Louisville Silver Band

I recently got temporary access to the archives of a number of Louisville Kentucky newspapers going back as far as the 1860s and earlier, and the first thing I did was to search for my Bannon and Kollros ancestors. One of the things that I learned was that my great-grandfather was working as a professional musician earlier than I had thought. In searching for, “Kollros” in the newspaper archives I located a string of hits beginning in the summer of 1862. These were for an advertisement that appeared in the Louisville Daily Journal with the heading LOUISVILLE SILVER BAND. The advertisement states “Eichorn and Kollros will furnish music for parades, funerals, balls, parties, picnics, serenades, etc., at the shortest notice. Orders left at the Apollo Hall, corner of first and Jefferson streets will be promptly attended to. Signed Eichorn and Kollros leaders.”

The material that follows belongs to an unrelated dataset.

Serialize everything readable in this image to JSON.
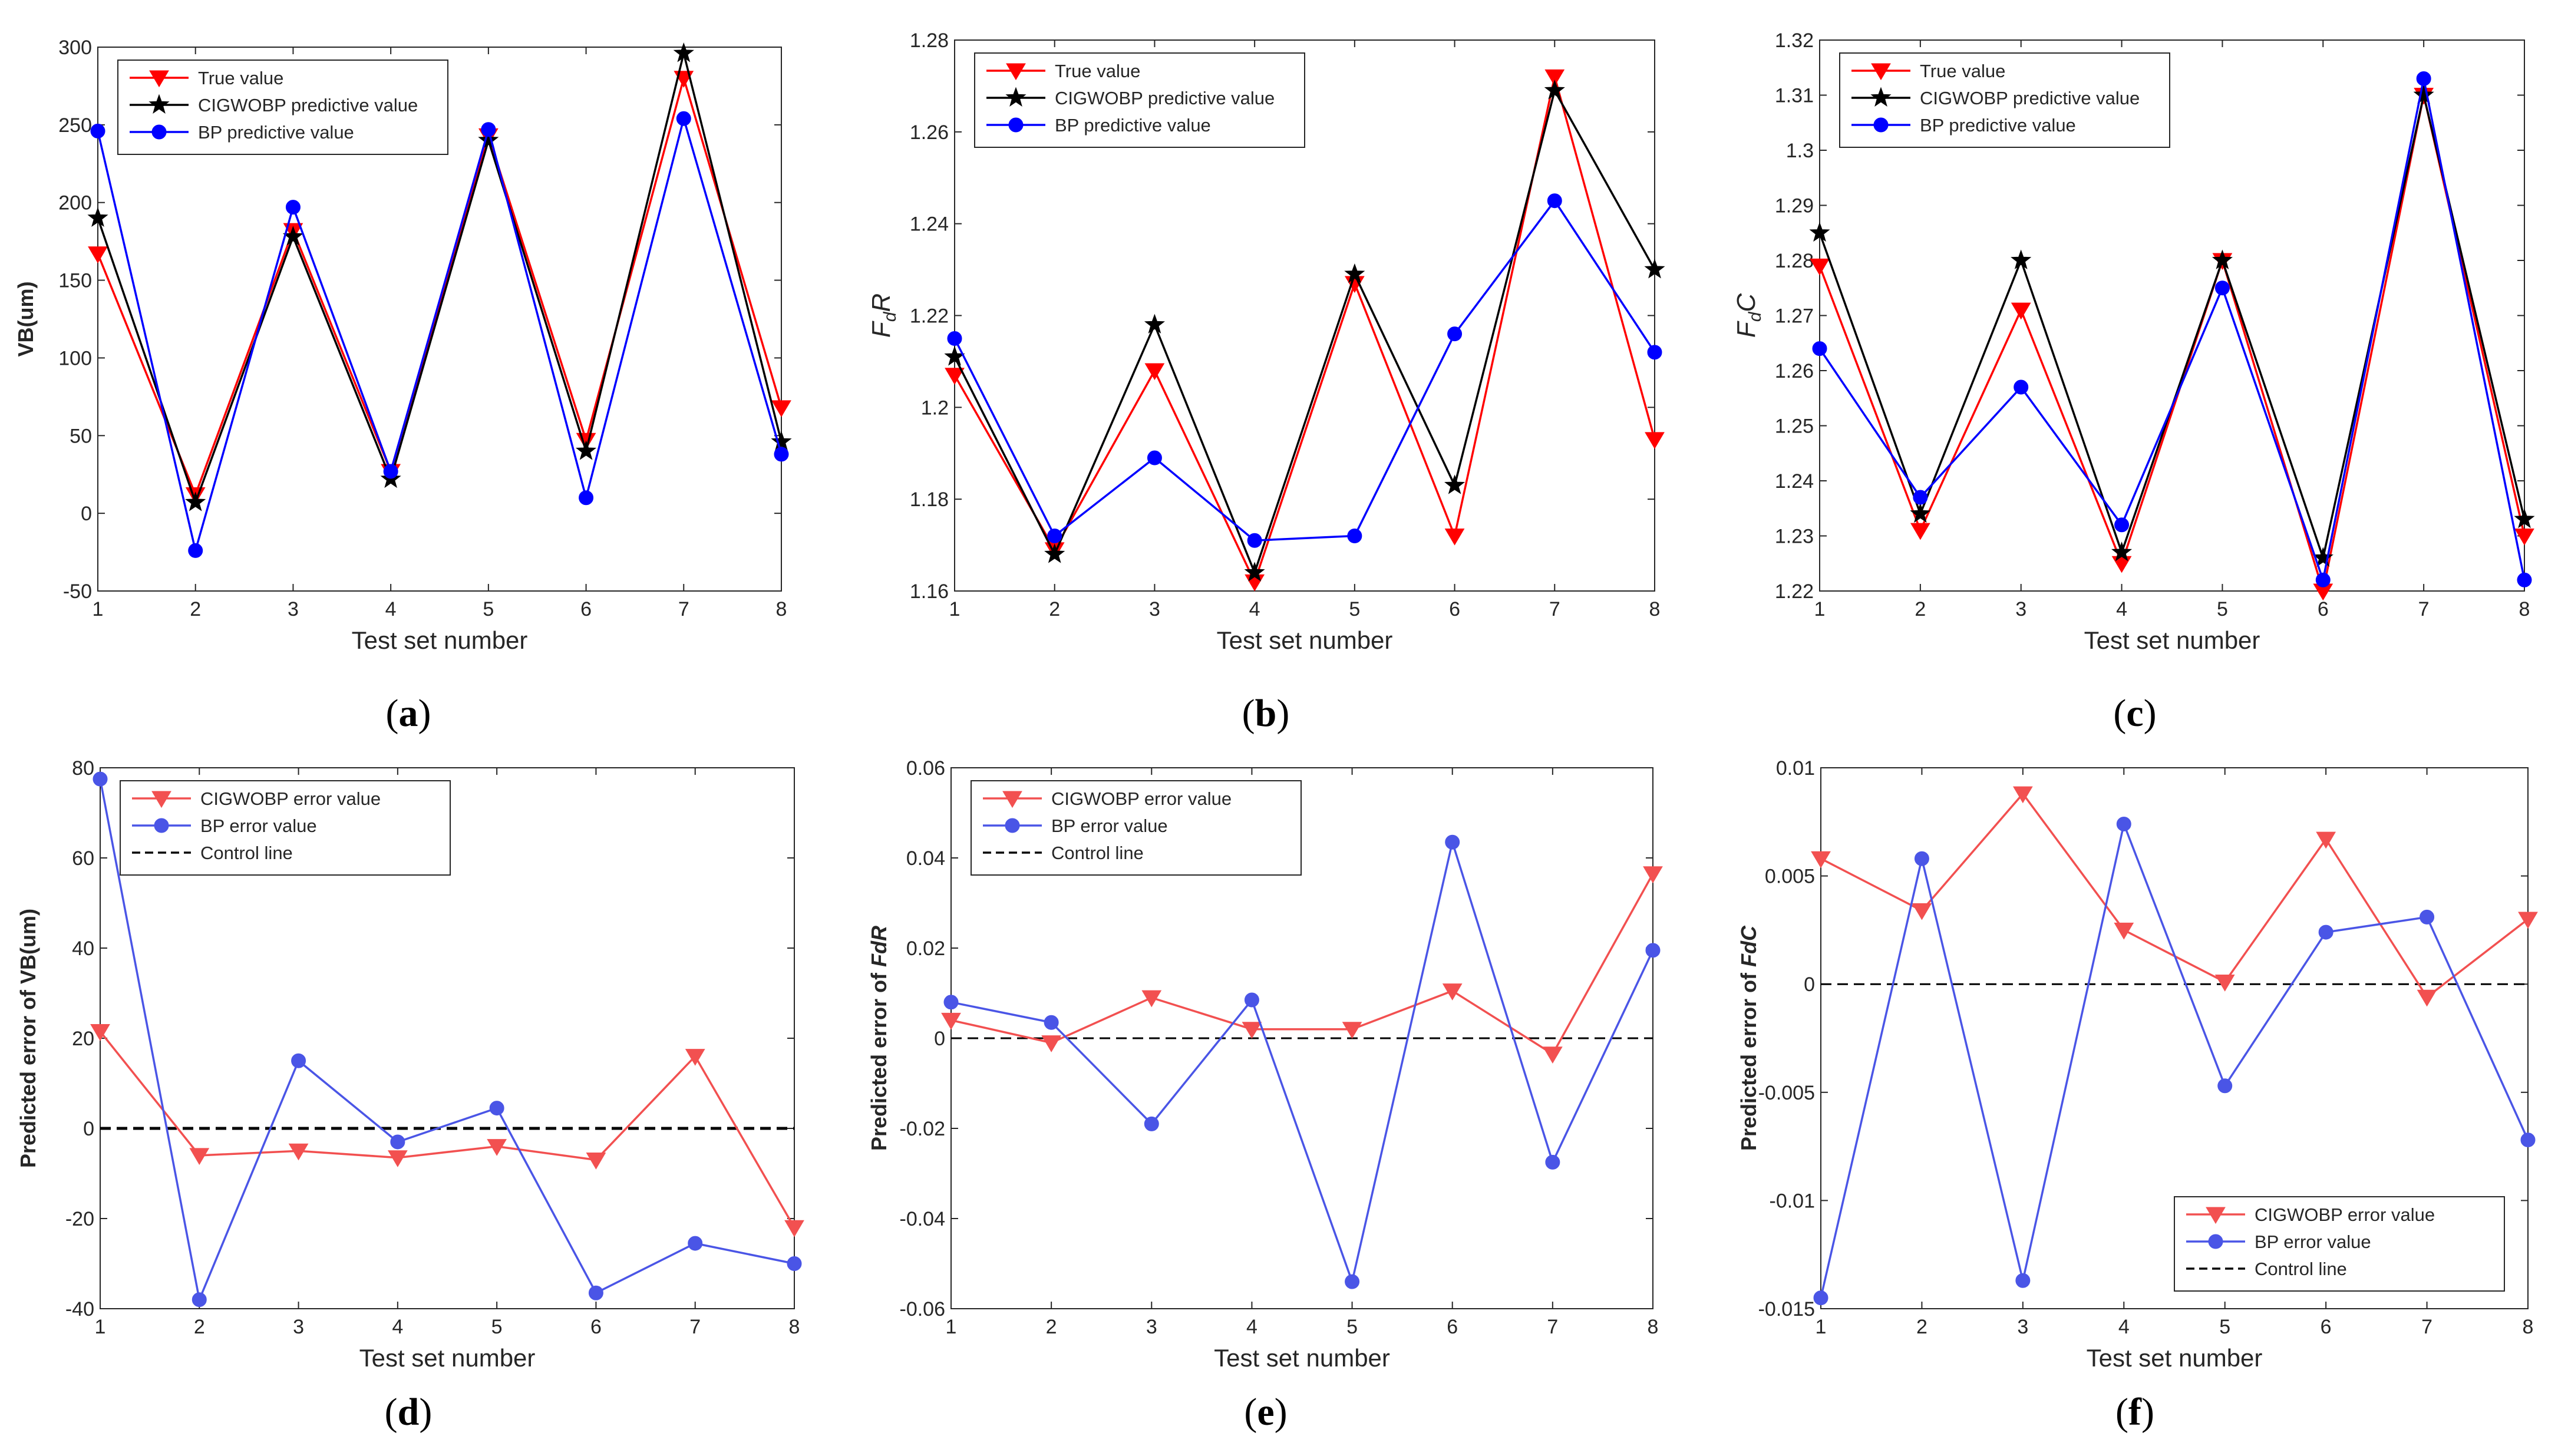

Eichorn no doubt refers to my great great grandfather’s, brother-in-law, Erhardt Eichorn. And Kollros is my great-great-grandfather, Constantine Kollros. In 1862, Constantine was 24 years old and a year away from marrying my great-great-grandmother, Mary A. Eichorn.

I don’t know when exactly Eichorn and Kollros formed marching bands and orchestras but the two men were well-established musicians and conductors up and down the Ohio River Valley for the latter half of the 19th century and the first decade of the 20th century.